Thursday 12 May 2011: Goodbyes
A Dream Lies Dead by Dorothy Parker
A dream lies dead here. May you softly go
Before this place, and turn away your eyes,
Nor seek to know the look of that which dies
Importuning Life for life. Walk not in woe,
But, for a little, let your step be slow.
And, of your mercy, be not sweetly wise
With words of hope and Spring and tenderer skies.
A dream lies dead; and this all mourners know:
Whenever one drifted petal leaves the tree-
Though white of bloom as it had been before
And proudly waitful of fecundity-
One little loveliness can be no more;
And so must Beauty bow her imperfect head
Because a dream has joined the wistful dead!
I don't think I will ever be able to get my head around the loss of you.

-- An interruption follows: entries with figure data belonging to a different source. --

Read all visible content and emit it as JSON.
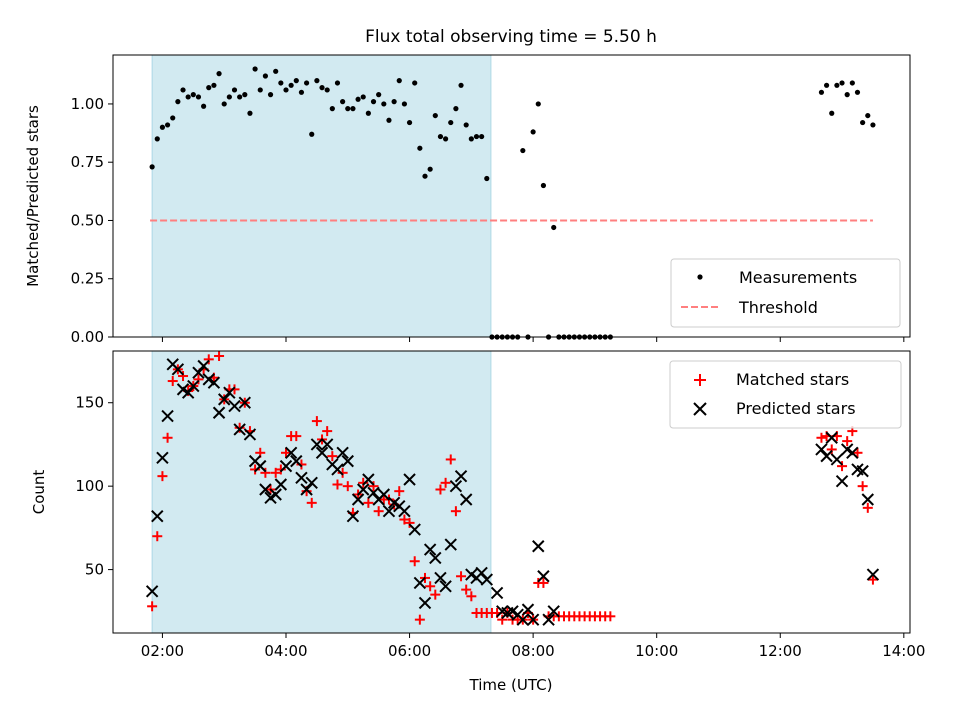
{
  "chart_data": [
    {
      "type": "scatter",
      "title": "Flux total observing time = 5.50 h",
      "xlabel": "",
      "ylabel": "Matched/Predicted stars",
      "xlim": [
        "01:12",
        "14:06"
      ],
      "ylim": [
        0,
        1.21
      ],
      "yticks": [
        "0.00",
        "0.25",
        "0.50",
        "0.75",
        "1.00"
      ],
      "shaded_span": [
        "01:50",
        "07:19"
      ],
      "legend_position": "lower-right",
      "colors": {
        "shade": "#add8e6",
        "measurements": "#000000",
        "threshold": "#ff7f7f"
      },
      "threshold": {
        "name": "Threshold",
        "value": 0.5,
        "x": [
          "01:48",
          "13:30"
        ]
      },
      "series": [
        {
          "name": "Measurements",
          "x": [
            "01:50",
            "01:55",
            "02:00",
            "02:05",
            "02:10",
            "02:15",
            "02:20",
            "02:25",
            "02:30",
            "02:35",
            "02:40",
            "02:45",
            "02:50",
            "02:55",
            "03:00",
            "03:05",
            "03:10",
            "03:15",
            "03:20",
            "03:25",
            "03:30",
            "03:35",
            "03:40",
            "03:45",
            "03:50",
            "03:55",
            "04:00",
            "04:05",
            "04:10",
            "04:15",
            "04:20",
            "04:25",
            "04:30",
            "04:35",
            "04:40",
            "04:45",
            "04:50",
            "04:55",
            "05:00",
            "05:05",
            "05:10",
            "05:15",
            "05:20",
            "05:25",
            "05:30",
            "05:35",
            "05:40",
            "05:45",
            "05:50",
            "05:55",
            "06:00",
            "06:05",
            "06:10",
            "06:15",
            "06:20",
            "06:25",
            "06:30",
            "06:35",
            "06:40",
            "06:45",
            "06:50",
            "06:55",
            "07:00",
            "07:05",
            "07:10",
            "07:15",
            "07:20",
            "07:25",
            "07:30",
            "07:35",
            "07:40",
            "07:45",
            "07:50",
            "07:55",
            "08:00",
            "08:05",
            "08:10",
            "08:15",
            "08:20",
            "08:25",
            "08:30",
            "08:35",
            "08:40",
            "08:45",
            "08:50",
            "08:55",
            "09:00",
            "09:05",
            "09:10",
            "09:15",
            "12:40",
            "12:45",
            "12:50",
            "12:55",
            "13:00",
            "13:05",
            "13:10",
            "13:15",
            "13:20",
            "13:25",
            "13:30"
          ],
          "y": [
            0.73,
            0.85,
            0.9,
            0.91,
            0.94,
            1.01,
            1.06,
            1.03,
            1.04,
            1.03,
            0.99,
            1.07,
            1.08,
            1.13,
            1.0,
            1.03,
            1.06,
            1.03,
            1.04,
            0.96,
            1.15,
            1.06,
            1.12,
            1.04,
            1.14,
            1.09,
            1.06,
            1.08,
            1.1,
            1.05,
            1.09,
            0.87,
            1.1,
            1.07,
            1.06,
            0.98,
            1.09,
            1.01,
            0.98,
            0.98,
            1.02,
            1.03,
            0.96,
            1.01,
            1.04,
            1.0,
            0.93,
            1.01,
            1.1,
            1.0,
            0.92,
            1.09,
            0.81,
            0.69,
            0.72,
            0.95,
            0.86,
            0.85,
            0.92,
            0.98,
            1.08,
            0.91,
            0.85,
            0.86,
            0.86,
            0.68,
            0.0,
            0.0,
            0.0,
            0.0,
            0.0,
            0.0,
            0.8,
            0.0,
            0.88,
            1.0,
            0.65,
            0.0,
            0.47,
            0.0,
            0.0,
            0.0,
            0.0,
            0.0,
            0.0,
            0.0,
            0.0,
            0.0,
            0.0,
            0.0,
            1.05,
            1.08,
            0.96,
            1.08,
            1.09,
            1.04,
            1.09,
            1.05,
            0.92,
            0.95,
            0.91
          ]
        }
      ]
    },
    {
      "type": "scatter",
      "title": "",
      "xlabel": "Time (UTC)",
      "ylabel": "Count",
      "xlim": [
        "01:12",
        "14:06"
      ],
      "ylim": [
        12,
        181
      ],
      "yticks": [
        "50",
        "100",
        "150"
      ],
      "xticks": [
        "02:00",
        "04:00",
        "06:00",
        "08:00",
        "10:00",
        "12:00",
        "14:00"
      ],
      "shaded_span": [
        "01:50",
        "07:19"
      ],
      "legend_position": "upper-right",
      "colors": {
        "shade": "#add8e6",
        "matched": "#ff0000",
        "predicted": "#000000"
      },
      "series": [
        {
          "name": "Matched stars",
          "marker": "plus",
          "x": [
            "01:50",
            "01:55",
            "02:00",
            "02:05",
            "02:10",
            "02:15",
            "02:20",
            "02:25",
            "02:30",
            "02:35",
            "02:40",
            "02:45",
            "02:50",
            "02:55",
            "03:00",
            "03:05",
            "03:10",
            "03:15",
            "03:20",
            "03:25",
            "03:30",
            "03:35",
            "03:40",
            "03:45",
            "03:50",
            "03:55",
            "04:00",
            "04:05",
            "04:10",
            "04:15",
            "04:20",
            "04:25",
            "04:30",
            "04:35",
            "04:40",
            "04:45",
            "04:50",
            "04:55",
            "05:00",
            "05:05",
            "05:10",
            "05:15",
            "05:20",
            "05:25",
            "05:30",
            "05:35",
            "05:40",
            "05:45",
            "05:50",
            "05:55",
            "06:00",
            "06:05",
            "06:10",
            "06:15",
            "06:20",
            "06:25",
            "06:30",
            "06:35",
            "06:40",
            "06:45",
            "06:50",
            "06:55",
            "07:00",
            "07:05",
            "07:10",
            "07:15",
            "07:20",
            "07:25",
            "07:30",
            "07:35",
            "07:40",
            "07:45",
            "07:50",
            "07:55",
            "08:00",
            "08:05",
            "08:10",
            "08:15",
            "08:20",
            "08:25",
            "08:30",
            "08:35",
            "08:40",
            "08:45",
            "08:50",
            "08:55",
            "09:00",
            "09:05",
            "09:10",
            "09:15",
            "12:40",
            "12:45",
            "12:50",
            "12:55",
            "13:00",
            "13:05",
            "13:10",
            "13:15",
            "13:20",
            "13:25",
            "13:30"
          ],
          "y": [
            28,
            70,
            106,
            129,
            163,
            170,
            166,
            157,
            160,
            164,
            170,
            176,
            165,
            178,
            152,
            158,
            158,
            135,
            150,
            133,
            110,
            120,
            108,
            98,
            108,
            110,
            120,
            130,
            130,
            113,
            97,
            90,
            139,
            128,
            133,
            118,
            101,
            108,
            100,
            84,
            95,
            102,
            90,
            100,
            85,
            92,
            92,
            89,
            97,
            80,
            78,
            55,
            20,
            45,
            40,
            35,
            98,
            102,
            116,
            85,
            46,
            38,
            34,
            24,
            24,
            24,
            24,
            24,
            20,
            24,
            20,
            20,
            20,
            24,
            20,
            42,
            42,
            22,
            22,
            22,
            22,
            22,
            22,
            22,
            22,
            22,
            22,
            22,
            22,
            22,
            129,
            130,
            122,
            130,
            112,
            127,
            133,
            120,
            100,
            87,
            44
          ]
        },
        {
          "name": "Predicted stars",
          "marker": "x",
          "x": [
            "01:50",
            "01:55",
            "02:00",
            "02:05",
            "02:10",
            "02:15",
            "02:20",
            "02:25",
            "02:30",
            "02:35",
            "02:40",
            "02:45",
            "02:50",
            "02:55",
            "03:00",
            "03:05",
            "03:10",
            "03:15",
            "03:20",
            "03:25",
            "03:30",
            "03:35",
            "03:40",
            "03:45",
            "03:50",
            "03:55",
            "04:00",
            "04:05",
            "04:10",
            "04:15",
            "04:20",
            "04:25",
            "04:30",
            "04:35",
            "04:40",
            "04:45",
            "04:50",
            "04:55",
            "05:00",
            "05:05",
            "05:10",
            "05:15",
            "05:20",
            "05:25",
            "05:30",
            "05:35",
            "05:40",
            "05:45",
            "05:50",
            "05:55",
            "06:00",
            "06:05",
            "06:10",
            "06:15",
            "06:20",
            "06:25",
            "06:30",
            "06:35",
            "06:40",
            "06:45",
            "06:50",
            "06:55",
            "07:00",
            "07:05",
            "07:10",
            "07:15",
            "07:25",
            "07:30",
            "07:35",
            "07:40",
            "07:45",
            "07:50",
            "07:55",
            "08:00",
            "08:05",
            "08:10",
            "08:15",
            "08:20",
            "12:40",
            "12:45",
            "12:50",
            "12:55",
            "13:00",
            "13:05",
            "13:10",
            "13:15",
            "13:20",
            "13:25",
            "13:30"
          ],
          "y": [
            37,
            82,
            117,
            142,
            173,
            170,
            158,
            156,
            160,
            168,
            172,
            164,
            162,
            144,
            152,
            156,
            148,
            134,
            150,
            131,
            115,
            112,
            98,
            93,
            95,
            101,
            112,
            120,
            115,
            105,
            98,
            102,
            125,
            120,
            125,
            113,
            110,
            120,
            115,
            82,
            92,
            98,
            104,
            96,
            92,
            95,
            85,
            90,
            88,
            85,
            104,
            74,
            42,
            30,
            62,
            57,
            45,
            40,
            65,
            100,
            106,
            92,
            47,
            45,
            48,
            44,
            36,
            25,
            24,
            25,
            23,
            20,
            26,
            20,
            64,
            46,
            20,
            25,
            122,
            118,
            129,
            116,
            103,
            122,
            120,
            110,
            109,
            92,
            47
          ]
        }
      ]
    }
  ]
}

By taking your young life you have robbed the world of a shiny bright ray of hope. I feel wrapped in a wet cloak of grief that I can't shake off. There is just no sense in this. I keep waiting for someone to tell me there was a mistake. Because it seems too impossible to fathom What could have been going through your mind? That you couldn't see past the hour, the day, the month of your sadness to know that you had such a bright future ahead of you?
You weren't in our life long but it was no mystery what Isabella saw in you. You shared a particular brand of weirdness and I know she saw you as a kindred spirit. I keep seeing you sitting acroos from me at the dining room table. Telling us about what it was like to be a modern day feminist, descussing your political views, your love of Dorothy Parker. I felt like the world was a beter place for having young people like you in it. And when Isabella mocked me and you said "Shut up, I love your Mother, she's so normal." I thought I wished I had had a friend like you when I had been a young women. You talked about the trail of suicide in your family and that frightened me. But I didn't give it too much thought because you seemed so positive, so excited by life. I keep wondering if I couldn't have done something, been there for you in some way. I will struggle with that for a long time. That final text you sent my girl will haunt me forever. I fear that she thinks she shouldn't have cancelled on you that day to have lunch with her family. That she is worried that perhaps you wouldn't be gone if she had been there with you. But I don't know because she won't talk about it. She won't discuss it at all and that fills my heart with such pain. I have to find a way to pull myself together. I know Isabella has been so worried about upsetting me. So much that she has carried this around by herself all week. She senses my vulnerablity at the moment and I don't want her to be burdened with that. I have to be strong for her, steady, but I can't seem to stop weeping. I can't stop thinking of your parents and what they are going through. I did a portrait of you a few months ago. You said you hated having your photo taken but now I am glad I made you. I will send it to your parents. It captures so much about you C, your intelligent eyes, your sweet shy smile. I will cherish that photo. Maybe I will make a print for Isabella as well. Perhaps it will be a comfort to her somehow.
Goodbye C, you will stay in my heart. If your star can't shine in this world it certainly will twinkle in the heavens.